Wednesday, September 30, 2009

Why is School Canteen Food Cheaper?

I asked myself, why is school canteen food cheaper? Then I asked other people too.

"The rent is lower", some said. This seems to be an insufficient answer. One notes that demand for food in school is largely inelastic; meaning, price does not have a large impact on resulting demand. In such a scenario, it behooves the canteen stalls to raise food prices to some higher level such that it actually has an effect on demand, thus maximizing profit.

I then thought of the following: First, a canteen stall must be (at most, and at least) as profitable as any food stall elsewhere; this is a consequence of efficient markets. Second, since the tender for canteen stalls is open, this means that the final rent for the stall will rest at a level such that it renders the business just as profitable as any food stall elsewhere.

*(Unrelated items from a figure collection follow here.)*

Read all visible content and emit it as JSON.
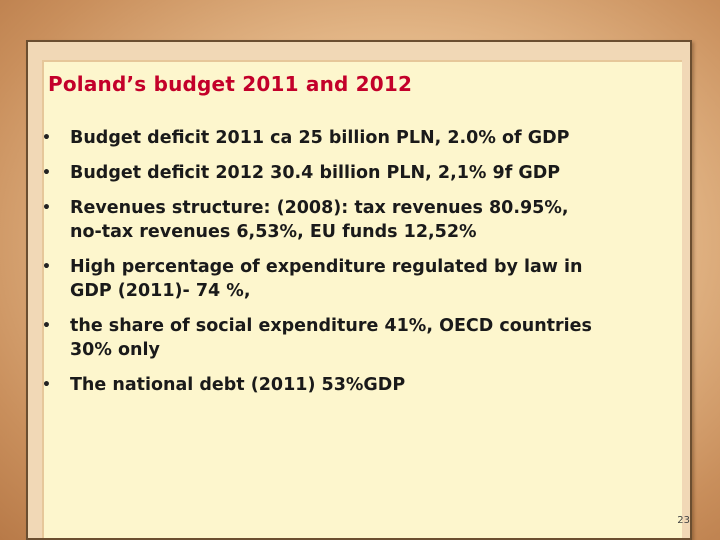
{
  "slide": {
    "title": "Poland’s budget 2011 and 2012",
    "bullet_marker": "•",
    "bullets": [
      "Budget deficit  2011 ca 25 billion PLN, 2.0% of GDP",
      "Budget deficit  2012 30.4 billion PLN, 2,1% 9f GDP",
      "Revenues structure: (2008): tax revenues 80.95%,\nno-tax revenues 6,53%, EU funds 12,52%",
      "High percentage of expenditure regulated by law in\nGDP (2011)- 74 %,",
      " the share of social expenditure 41%, OECD countries\n30% only",
      "The national debt (2011) 53%GDP"
    ],
    "page_number": "23"
  },
  "colors": {
    "title": "#c3002a",
    "panel": "#fdf6cd",
    "frame_border": "#6b4e30",
    "background": "#e6bb8c"
  }
}
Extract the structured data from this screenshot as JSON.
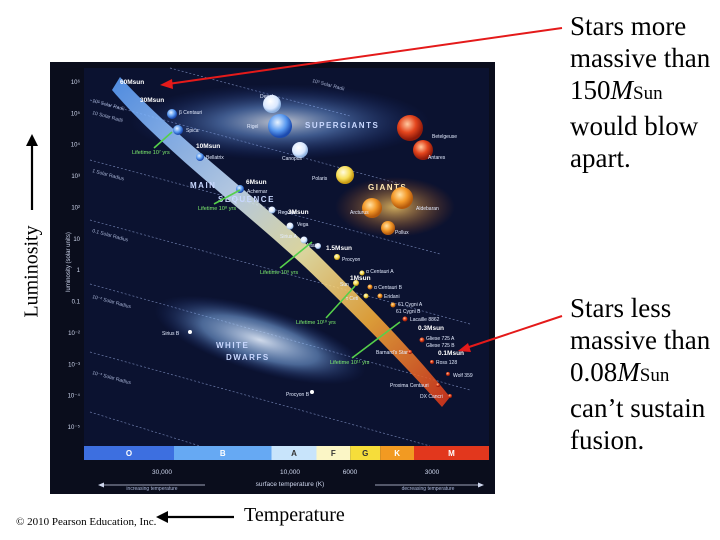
{
  "annotations": {
    "top": {
      "prefix": "Stars more massive than 150",
      "symbol": "M",
      "sub": "Sun",
      "suffix": "would blow apart."
    },
    "bottom": {
      "prefix": "Stars less massive than 0.08",
      "symbol": "M",
      "sub": "Sun",
      "suffix": "can’t sustain fusion."
    }
  },
  "outer_labels": {
    "luminosity": "Luminosity",
    "temperature": "Temperature",
    "copyright": "© 2010 Pearson Education, Inc."
  },
  "diagram": {
    "y_axis_label": "luminosity (solar units)",
    "x_axis_label": "surface temperature (K)",
    "increasing_temperature": "increasing temperature",
    "decreasing_temperature": "decreasing temperature",
    "y_ticks": [
      "10⁶",
      "10⁵",
      "10⁴",
      "10³",
      "10²",
      "10",
      "1",
      "0.1",
      "10⁻²",
      "10⁻³",
      "10⁻⁴",
      "10⁻⁵"
    ],
    "x_ticks": [
      "30,000",
      "10,000",
      "6000",
      "3000"
    ],
    "spectral_classes": [
      {
        "letter": "O",
        "color": "#3d6fe0"
      },
      {
        "letter": "B",
        "color": "#66a9f3"
      },
      {
        "letter": "A",
        "color": "#c8e4fb"
      },
      {
        "letter": "F",
        "color": "#fbf6c6"
      },
      {
        "letter": "G",
        "color": "#f6dd3a"
      },
      {
        "letter": "K",
        "color": "#f29a22"
      },
      {
        "letter": "M",
        "color": "#e2371d"
      }
    ],
    "regions": {
      "supergiants": "SUPERGIANTS",
      "giants": "GIANTS",
      "main_1": "MAIN",
      "main_2": "SEQUENCE",
      "white_1": "WHITE",
      "white_2": "DWARFS"
    },
    "radius_lines": [
      "10³ Solar Radii",
      "10² Solar Radii",
      "10 Solar Radii",
      "1 Solar Radius",
      "0.1 Solar Radius",
      "10⁻² Solar Radius",
      "10⁻³ Solar Radius"
    ],
    "masses": [
      "60Msun",
      "30Msun",
      "10Msun",
      "6Msun",
      "3Msun",
      "1.5Msun",
      "1Msun",
      "0.3Msun",
      "0.1Msun"
    ],
    "lifetimes": [
      "Lifetime 10⁷ yrs",
      "Lifetime 10⁸ yrs",
      "Lifetime 10⁹ yrs",
      "Lifetime 10¹⁰ yrs",
      "Lifetime 10¹¹ yrs"
    ],
    "star_names": [
      "Deneb",
      "Rigel",
      "Betelgeuse",
      "Antares",
      "Canopus",
      "Polaris",
      "β Centauri",
      "Spica",
      "Bellatrix",
      "Achernar",
      "Regulus",
      "Vega",
      "Sirius A",
      "Altair",
      "Procyon",
      "Arcturus",
      "Aldebaran",
      "Pollux",
      "α Centauri A",
      "Sun",
      "α Centauri B",
      "τ Ceti",
      "Eridani",
      "61 Cygni A",
      "61 Cygni B",
      "Lacaille 8862",
      "Gliese 725 A",
      "Gliese 725 B",
      "Ross 128",
      "Barnard's Star",
      "Wolf 359",
      "Proxima Centauri",
      "DX Cancri",
      "Sirius B",
      "Procyon B"
    ]
  }
}
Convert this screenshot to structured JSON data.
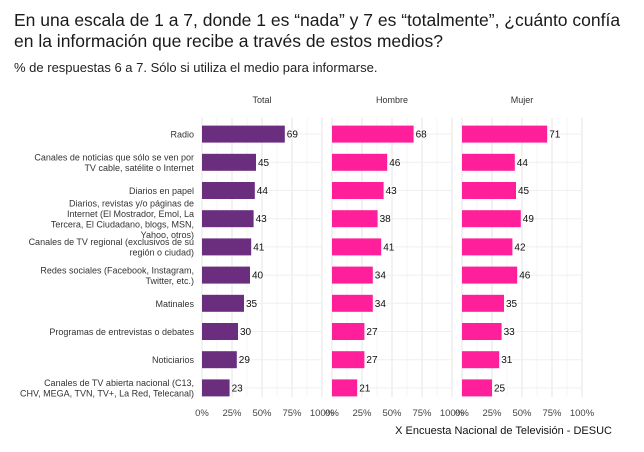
{
  "chart_data": {
    "type": "bar",
    "orientation": "horizontal",
    "title": "En una escala de 1 a 7, donde 1 es “nada” y 7 es “totalmente”, ¿cuánto confía en la información que recibe a través de estos medios?",
    "subtitle": "% de respuestas 6 a 7. Sólo si utiliza el medio para informarse.",
    "caption": "X Encuesta Nacional de Televisión - DESUC",
    "categories": [
      [
        "Radio"
      ],
      [
        "Canales de noticias que sólo se ven por",
        "TV cable, satélite o Internet"
      ],
      [
        "Diarios en papel"
      ],
      [
        "Diarios, revistas y/o páginas de",
        "Internet (El Mostrador, Emol, La",
        "Tercera, El Ciudadano, blogs, MSN,",
        "Yahoo, otros)"
      ],
      [
        "Canales de TV regional (exclusivos de su",
        "región o ciudad)"
      ],
      [
        "Redes sociales (Facebook, Instagram,",
        "Twitter, etc.)"
      ],
      [
        "Matinales"
      ],
      [
        "Programas de entrevistas o debates"
      ],
      [
        "Noticiarios"
      ],
      [
        "Canales de TV abierta nacional (C13,",
        "CHV, MEGA, TVN, TV+, La Red, Telecanal)"
      ]
    ],
    "series": [
      {
        "name": "Total",
        "color": "#6b2d7e",
        "values": [
          69,
          45,
          44,
          43,
          41,
          40,
          35,
          30,
          29,
          23
        ]
      },
      {
        "name": "Hombre",
        "color": "#ff1f9a",
        "values": [
          68,
          46,
          43,
          38,
          41,
          34,
          34,
          27,
          27,
          21
        ]
      },
      {
        "name": "Mujer",
        "color": "#ff1f9a",
        "values": [
          71,
          44,
          45,
          49,
          42,
          46,
          35,
          33,
          31,
          25
        ]
      }
    ],
    "xlim": [
      0,
      100
    ],
    "xticks": [
      "0%",
      "25%",
      "50%",
      "75%",
      "100%"
    ],
    "grid": true
  }
}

Now, if there was no constraint on the food price, the bids for the stall will rise to a level such that the required food price would be at the maximum tolerable. This is as discussed earlier. Conversely, if the tender has some requirement or constraint on the maximum food price, then the bids on the tender will be lowered, such that profitability remains constant.

In other words, it seems that low rent is a effect, not a cause, of food price being cheap. The real reason why school food is cheap is due to constraints on the food price, whether explicitly imposed due to contractual requirements, or implicitly through agreement (i.e., threat of tender being rejected/non-renewed if price complaints are made against the canteen vendor).